『ふたりは屋根裏部屋で』

この本を初めて読んだのは小学4年生か5年生の頃だっただろうか。それ以来数十回読んだ、私の生涯読んだ本の中で最高傑作と断言できるのがこの『ふたりは屋根裏部屋で(さとうまきこ著・あかね書房)』という児童小説だ。
傑作な本はたくさん読んだと思うが、その中でもこれが最高だと言い切れるのは、子供のときに受けた無防備な心へのインパクトがあまりに強く、大人になり打たれ強い心では感知することの無い衝撃が、記憶に深く刻まれたからだろう。しかしこの小説をあらわすキーワードは、あまりにも現在に至るまでの私を構成するエッセンスを凝縮したものであり、大人になってから読んでもその味わいに変化は無く、この本が血となり肉となって私を形成していると言っても過言ではない。いや過言か。まあいい。

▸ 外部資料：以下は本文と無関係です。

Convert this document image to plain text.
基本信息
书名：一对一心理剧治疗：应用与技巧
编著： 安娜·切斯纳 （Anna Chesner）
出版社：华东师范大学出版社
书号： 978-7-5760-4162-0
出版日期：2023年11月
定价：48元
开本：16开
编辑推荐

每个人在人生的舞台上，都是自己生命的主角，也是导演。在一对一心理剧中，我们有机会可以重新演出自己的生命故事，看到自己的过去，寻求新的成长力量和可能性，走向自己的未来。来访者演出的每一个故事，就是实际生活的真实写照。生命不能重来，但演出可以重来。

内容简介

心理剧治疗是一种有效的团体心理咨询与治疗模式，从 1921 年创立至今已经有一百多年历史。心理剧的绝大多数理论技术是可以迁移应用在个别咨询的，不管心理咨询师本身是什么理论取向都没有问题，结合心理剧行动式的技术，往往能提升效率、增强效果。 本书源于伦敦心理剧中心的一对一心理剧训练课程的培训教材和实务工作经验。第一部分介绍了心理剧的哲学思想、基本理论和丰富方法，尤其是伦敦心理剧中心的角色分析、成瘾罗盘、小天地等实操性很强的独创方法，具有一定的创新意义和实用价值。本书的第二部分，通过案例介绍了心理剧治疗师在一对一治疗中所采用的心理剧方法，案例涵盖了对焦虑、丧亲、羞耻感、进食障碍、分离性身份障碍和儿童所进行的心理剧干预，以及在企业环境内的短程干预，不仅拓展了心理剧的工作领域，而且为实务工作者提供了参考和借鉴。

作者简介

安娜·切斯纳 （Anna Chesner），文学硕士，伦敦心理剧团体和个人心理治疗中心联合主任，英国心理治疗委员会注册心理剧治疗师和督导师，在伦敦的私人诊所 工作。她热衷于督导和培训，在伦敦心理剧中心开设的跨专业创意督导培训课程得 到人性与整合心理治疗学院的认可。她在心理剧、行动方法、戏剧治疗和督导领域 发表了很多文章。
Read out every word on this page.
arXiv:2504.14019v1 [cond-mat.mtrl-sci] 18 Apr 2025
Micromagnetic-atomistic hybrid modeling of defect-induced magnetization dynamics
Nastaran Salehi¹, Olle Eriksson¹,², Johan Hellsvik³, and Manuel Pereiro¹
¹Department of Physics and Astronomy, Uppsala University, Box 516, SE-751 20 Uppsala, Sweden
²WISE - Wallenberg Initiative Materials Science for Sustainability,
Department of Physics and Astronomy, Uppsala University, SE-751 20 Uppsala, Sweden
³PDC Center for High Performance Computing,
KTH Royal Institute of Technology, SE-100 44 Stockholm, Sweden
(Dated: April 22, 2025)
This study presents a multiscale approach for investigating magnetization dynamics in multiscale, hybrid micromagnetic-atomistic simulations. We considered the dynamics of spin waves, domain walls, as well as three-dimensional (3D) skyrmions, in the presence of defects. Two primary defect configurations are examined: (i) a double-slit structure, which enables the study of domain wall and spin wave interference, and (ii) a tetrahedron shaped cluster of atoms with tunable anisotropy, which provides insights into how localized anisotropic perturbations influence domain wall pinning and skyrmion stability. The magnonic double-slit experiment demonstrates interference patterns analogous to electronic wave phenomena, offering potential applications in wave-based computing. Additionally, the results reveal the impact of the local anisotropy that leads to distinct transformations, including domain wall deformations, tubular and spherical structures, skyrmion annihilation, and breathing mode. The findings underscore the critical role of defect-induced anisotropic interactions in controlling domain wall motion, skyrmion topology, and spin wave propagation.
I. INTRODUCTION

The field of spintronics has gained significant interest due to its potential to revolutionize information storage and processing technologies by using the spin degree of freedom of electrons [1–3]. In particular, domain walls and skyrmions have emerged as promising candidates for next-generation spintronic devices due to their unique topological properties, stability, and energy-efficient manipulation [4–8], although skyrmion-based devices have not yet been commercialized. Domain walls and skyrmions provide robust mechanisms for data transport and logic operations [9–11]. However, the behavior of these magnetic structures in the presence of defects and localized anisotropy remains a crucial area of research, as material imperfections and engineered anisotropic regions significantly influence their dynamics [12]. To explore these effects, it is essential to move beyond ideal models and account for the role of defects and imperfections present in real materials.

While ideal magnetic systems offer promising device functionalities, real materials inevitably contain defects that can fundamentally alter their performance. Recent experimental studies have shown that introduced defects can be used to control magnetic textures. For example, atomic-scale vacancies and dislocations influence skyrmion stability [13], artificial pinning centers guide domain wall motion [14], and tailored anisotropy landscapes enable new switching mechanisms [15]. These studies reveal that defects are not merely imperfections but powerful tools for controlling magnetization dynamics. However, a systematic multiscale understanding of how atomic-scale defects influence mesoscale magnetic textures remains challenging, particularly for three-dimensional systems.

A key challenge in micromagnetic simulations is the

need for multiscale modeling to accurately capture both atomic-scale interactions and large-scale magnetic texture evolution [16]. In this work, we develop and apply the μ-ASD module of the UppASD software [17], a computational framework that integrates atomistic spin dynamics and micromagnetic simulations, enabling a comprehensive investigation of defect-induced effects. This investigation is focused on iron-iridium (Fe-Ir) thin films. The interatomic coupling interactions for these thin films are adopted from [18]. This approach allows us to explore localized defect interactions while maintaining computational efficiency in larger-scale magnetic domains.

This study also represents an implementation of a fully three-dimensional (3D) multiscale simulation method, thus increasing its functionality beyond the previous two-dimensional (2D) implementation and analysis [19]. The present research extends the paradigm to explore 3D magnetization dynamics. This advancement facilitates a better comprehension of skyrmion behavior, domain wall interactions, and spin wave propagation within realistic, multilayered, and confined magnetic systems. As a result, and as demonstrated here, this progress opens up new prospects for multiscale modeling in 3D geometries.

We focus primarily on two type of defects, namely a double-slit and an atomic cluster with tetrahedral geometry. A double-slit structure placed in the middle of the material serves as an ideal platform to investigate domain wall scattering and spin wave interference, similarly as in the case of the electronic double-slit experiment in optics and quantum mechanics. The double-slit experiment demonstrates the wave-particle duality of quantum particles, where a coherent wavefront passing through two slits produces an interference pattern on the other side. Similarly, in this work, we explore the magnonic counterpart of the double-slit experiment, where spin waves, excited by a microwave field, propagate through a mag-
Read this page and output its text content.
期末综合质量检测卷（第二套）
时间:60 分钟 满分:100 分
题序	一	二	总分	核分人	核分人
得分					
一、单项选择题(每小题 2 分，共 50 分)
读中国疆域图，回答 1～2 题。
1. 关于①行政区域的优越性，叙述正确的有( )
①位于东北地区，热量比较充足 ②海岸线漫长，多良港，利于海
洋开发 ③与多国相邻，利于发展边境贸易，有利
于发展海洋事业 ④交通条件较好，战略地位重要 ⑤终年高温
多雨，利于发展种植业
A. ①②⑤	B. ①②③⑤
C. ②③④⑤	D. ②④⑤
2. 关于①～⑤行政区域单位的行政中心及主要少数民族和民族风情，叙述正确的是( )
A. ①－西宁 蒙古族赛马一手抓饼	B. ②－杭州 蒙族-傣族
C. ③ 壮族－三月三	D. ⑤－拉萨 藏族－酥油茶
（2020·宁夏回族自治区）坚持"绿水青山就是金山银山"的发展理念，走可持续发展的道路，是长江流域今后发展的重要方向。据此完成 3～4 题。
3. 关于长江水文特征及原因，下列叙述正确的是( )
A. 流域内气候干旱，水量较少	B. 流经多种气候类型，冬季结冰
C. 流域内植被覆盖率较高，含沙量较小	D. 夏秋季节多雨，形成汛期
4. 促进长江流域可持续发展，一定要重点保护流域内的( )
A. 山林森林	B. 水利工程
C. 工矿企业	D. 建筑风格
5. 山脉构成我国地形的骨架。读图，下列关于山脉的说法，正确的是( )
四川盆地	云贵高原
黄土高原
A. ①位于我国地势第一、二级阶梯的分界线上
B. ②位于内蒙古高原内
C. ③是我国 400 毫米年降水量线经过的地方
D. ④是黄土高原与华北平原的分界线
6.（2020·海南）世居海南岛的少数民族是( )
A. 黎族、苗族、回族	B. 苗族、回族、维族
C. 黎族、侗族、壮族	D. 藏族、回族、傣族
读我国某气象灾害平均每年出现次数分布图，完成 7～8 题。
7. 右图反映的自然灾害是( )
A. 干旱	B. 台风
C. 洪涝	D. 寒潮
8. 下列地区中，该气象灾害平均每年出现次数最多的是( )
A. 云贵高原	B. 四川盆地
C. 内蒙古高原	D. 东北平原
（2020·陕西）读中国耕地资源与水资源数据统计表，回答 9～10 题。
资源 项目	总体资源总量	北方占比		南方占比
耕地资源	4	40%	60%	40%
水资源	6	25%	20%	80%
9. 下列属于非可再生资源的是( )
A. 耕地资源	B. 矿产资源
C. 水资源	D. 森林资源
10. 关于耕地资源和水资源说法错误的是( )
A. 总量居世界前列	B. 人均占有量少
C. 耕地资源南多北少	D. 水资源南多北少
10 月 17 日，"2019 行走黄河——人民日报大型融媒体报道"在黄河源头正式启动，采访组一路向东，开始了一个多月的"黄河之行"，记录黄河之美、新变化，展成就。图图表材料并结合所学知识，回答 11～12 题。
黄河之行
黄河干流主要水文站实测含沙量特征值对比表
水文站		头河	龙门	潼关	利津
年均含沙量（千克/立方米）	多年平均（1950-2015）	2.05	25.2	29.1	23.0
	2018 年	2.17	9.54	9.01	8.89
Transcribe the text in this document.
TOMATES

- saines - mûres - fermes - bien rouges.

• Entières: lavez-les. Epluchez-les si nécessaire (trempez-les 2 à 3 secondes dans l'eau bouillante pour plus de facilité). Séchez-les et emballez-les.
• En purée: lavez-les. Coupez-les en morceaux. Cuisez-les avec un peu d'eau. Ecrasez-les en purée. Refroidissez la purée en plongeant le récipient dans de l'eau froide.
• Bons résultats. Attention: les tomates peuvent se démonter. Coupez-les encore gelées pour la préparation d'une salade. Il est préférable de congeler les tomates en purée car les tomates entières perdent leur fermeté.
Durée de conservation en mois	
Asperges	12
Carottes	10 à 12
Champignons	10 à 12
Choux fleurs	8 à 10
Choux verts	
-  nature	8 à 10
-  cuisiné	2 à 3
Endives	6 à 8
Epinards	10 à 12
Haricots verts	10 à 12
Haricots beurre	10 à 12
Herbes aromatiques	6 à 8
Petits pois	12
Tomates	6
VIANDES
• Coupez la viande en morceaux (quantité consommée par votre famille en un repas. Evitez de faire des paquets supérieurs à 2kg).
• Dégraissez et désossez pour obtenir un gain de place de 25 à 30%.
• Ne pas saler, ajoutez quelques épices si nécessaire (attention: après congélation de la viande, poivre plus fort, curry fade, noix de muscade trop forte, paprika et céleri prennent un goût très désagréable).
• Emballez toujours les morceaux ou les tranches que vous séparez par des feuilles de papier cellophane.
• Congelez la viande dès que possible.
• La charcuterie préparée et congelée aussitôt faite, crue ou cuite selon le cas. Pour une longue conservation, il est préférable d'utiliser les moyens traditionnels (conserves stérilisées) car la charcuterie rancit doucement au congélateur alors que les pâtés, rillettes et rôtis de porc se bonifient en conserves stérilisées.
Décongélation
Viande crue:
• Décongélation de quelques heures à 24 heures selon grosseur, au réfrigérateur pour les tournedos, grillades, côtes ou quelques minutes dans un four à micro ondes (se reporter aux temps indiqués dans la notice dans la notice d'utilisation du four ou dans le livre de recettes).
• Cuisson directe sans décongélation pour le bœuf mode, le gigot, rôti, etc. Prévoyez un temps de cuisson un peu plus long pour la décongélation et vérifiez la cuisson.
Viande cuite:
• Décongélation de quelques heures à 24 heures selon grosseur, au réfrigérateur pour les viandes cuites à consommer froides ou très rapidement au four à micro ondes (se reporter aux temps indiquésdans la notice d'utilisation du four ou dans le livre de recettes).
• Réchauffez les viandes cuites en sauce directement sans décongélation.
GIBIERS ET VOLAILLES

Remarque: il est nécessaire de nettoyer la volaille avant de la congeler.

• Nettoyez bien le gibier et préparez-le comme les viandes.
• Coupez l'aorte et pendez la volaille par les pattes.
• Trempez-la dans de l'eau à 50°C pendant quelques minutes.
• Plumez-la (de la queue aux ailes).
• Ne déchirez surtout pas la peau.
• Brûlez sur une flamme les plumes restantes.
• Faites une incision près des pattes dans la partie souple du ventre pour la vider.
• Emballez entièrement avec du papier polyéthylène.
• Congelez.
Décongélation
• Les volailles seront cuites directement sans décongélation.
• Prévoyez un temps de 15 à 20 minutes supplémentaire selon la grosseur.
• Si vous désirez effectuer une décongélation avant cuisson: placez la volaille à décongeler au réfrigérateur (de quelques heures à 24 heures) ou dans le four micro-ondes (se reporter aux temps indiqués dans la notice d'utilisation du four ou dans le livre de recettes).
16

物語は小学生の主人公エリが古い洋館に引っ越してきたところから始まる。時間が止まったかのようにひっそりと佇む洋館を父親が格安で借りることができたのは、管理者からただ一つ守って欲しい条件を出されたからだった。それは屋根裏部屋に入らないこと。この屋根裏部屋の秘密をめぐって物語は展開していく。屋根裏部屋はエリだけにその秘密を明かすため、閉ざされた記憶とともにその扉を開ける。時空を越え数十年前の過去とをつなぎ、エリは一人の少女と出会う。
愛に飢(かつ)えた過去と現在ふたりの少女の葛藤、自己形成に揺らぐ思春期の少女の迷い。哀しい記憶を封じ込めた瀟洒な洋館を舞台に、ガラス細工のように繊細で透明な少女たちの、切なくも美しい物語をつづっている。
色褪せたセピア色の風景の中へ一筋、落とした薔薇色の水滴がごとく鮮やかに光景を浮かび上がらせる見事な世界は、私を果てしなく溢れいずる想像の泉へといざなってくれるのです。


中尾彬が一日に3冊本を読むとか言っていたが、噂に聞く速読法というやつらしい。私は本を読むのは多分遅い方だと思うので、どうでもいい本なら速読法で読んでみたい。しかし『ふたりは屋根裏部屋で』や赤毛のアンなんて、妄想たっぷりに行間にこめられた空気まで感じながら読むのが好きだけど、速読でそこまでできるんだろうか。やはり良い小説は良い食事同様ゆっくり楽しみたい気もする。
さて話はそれるが、私は本を読むのも遅いし、絵などは信じられないほどの遅筆だ。早く描けるというのはその分だけ神から時間を与えられているのだから、それだけで素晴らしい才能だと思う。料理をするのも遅い。裁縫も失敗ばかりで遅い。早いのはバレエで振付を覚えることだけで、よく皆から振りの覚えの早さを褒められる。というか、早さしか褒められたことがない。誰よりも早く覚えたって、誰よりも膝が曲がって腹が抜けてちゃ、そりゃそれ以外、声の掛けようもないはずね!